After a tough few months of royalty-based criticism, Pandora had some good news yesterday: a quarterly profit.
The company reported its Q3 financials, with revenues up 60% year-on-year to $120m, and a net profit of $2.1m compared to a loss of $7.9m this time last year. Pandora had 62.4m active users at the end of November, who listened to 1.27bn hours during that month.
How did analysts take the news? Not well. In fact, Pandora’s share price dropped 19% after the financials announcement. Why? Because the company predicted slowing growth in the next quarter, and a return to net losses.
“Many of our advertisers have recently become more cautious about their near-term spending, including their plans for January as macroeconomic concerns, including the fiscal cliff, have increased,” CEO Joe Kennedy told analysts. Cue stock plunge.
The results did provide more information on the continued importance of mobile for Pandora. Mobile and other connected devices now account for 77% of total listening hours, but the company is also doing a better job of making money from this usage: Pandora’s mobile revenues jumped 112% year-on-year to $73.9m.

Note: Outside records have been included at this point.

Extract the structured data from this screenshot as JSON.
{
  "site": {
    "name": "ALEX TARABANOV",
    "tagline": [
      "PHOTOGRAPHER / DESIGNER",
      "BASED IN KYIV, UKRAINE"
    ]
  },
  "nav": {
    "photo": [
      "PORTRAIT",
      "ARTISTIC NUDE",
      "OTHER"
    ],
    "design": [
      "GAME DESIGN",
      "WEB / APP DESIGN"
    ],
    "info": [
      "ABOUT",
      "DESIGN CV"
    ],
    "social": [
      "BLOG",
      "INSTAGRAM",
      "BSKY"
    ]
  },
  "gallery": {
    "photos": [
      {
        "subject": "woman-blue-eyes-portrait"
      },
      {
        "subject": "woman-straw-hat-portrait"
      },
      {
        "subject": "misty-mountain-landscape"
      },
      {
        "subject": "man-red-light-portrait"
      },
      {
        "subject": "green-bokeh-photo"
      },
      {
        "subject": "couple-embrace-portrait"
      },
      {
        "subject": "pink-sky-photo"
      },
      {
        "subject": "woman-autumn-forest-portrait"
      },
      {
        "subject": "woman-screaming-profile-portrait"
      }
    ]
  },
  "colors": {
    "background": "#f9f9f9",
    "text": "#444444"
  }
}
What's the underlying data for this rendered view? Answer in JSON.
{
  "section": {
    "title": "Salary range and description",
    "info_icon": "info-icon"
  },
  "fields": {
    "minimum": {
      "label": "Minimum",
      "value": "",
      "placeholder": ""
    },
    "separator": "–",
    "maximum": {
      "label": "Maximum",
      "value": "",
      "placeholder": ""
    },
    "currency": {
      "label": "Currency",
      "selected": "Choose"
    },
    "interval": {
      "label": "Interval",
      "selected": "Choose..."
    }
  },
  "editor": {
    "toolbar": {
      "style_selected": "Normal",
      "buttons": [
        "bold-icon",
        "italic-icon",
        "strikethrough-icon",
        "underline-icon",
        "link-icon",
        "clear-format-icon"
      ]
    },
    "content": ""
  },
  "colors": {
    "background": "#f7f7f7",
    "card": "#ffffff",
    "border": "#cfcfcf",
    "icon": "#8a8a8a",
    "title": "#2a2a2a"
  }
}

The launch of version 4.0 of its iOS and Android apps, which includes improved sponsorship opportunities for advertisers, appears to be paying off. Another stat of note: 1m people are using Pandora through its integration deals with car-makers. But Kennedy also unsurprisingly banged the gong for the Internet Radio Fairness Act:
“There is no country internationally where the entire radio industry, all of the AM, FM, satellite, cable and internet radio companies, pays a total combined amount even close to what we as a single company will pay this year,” said Kennedy.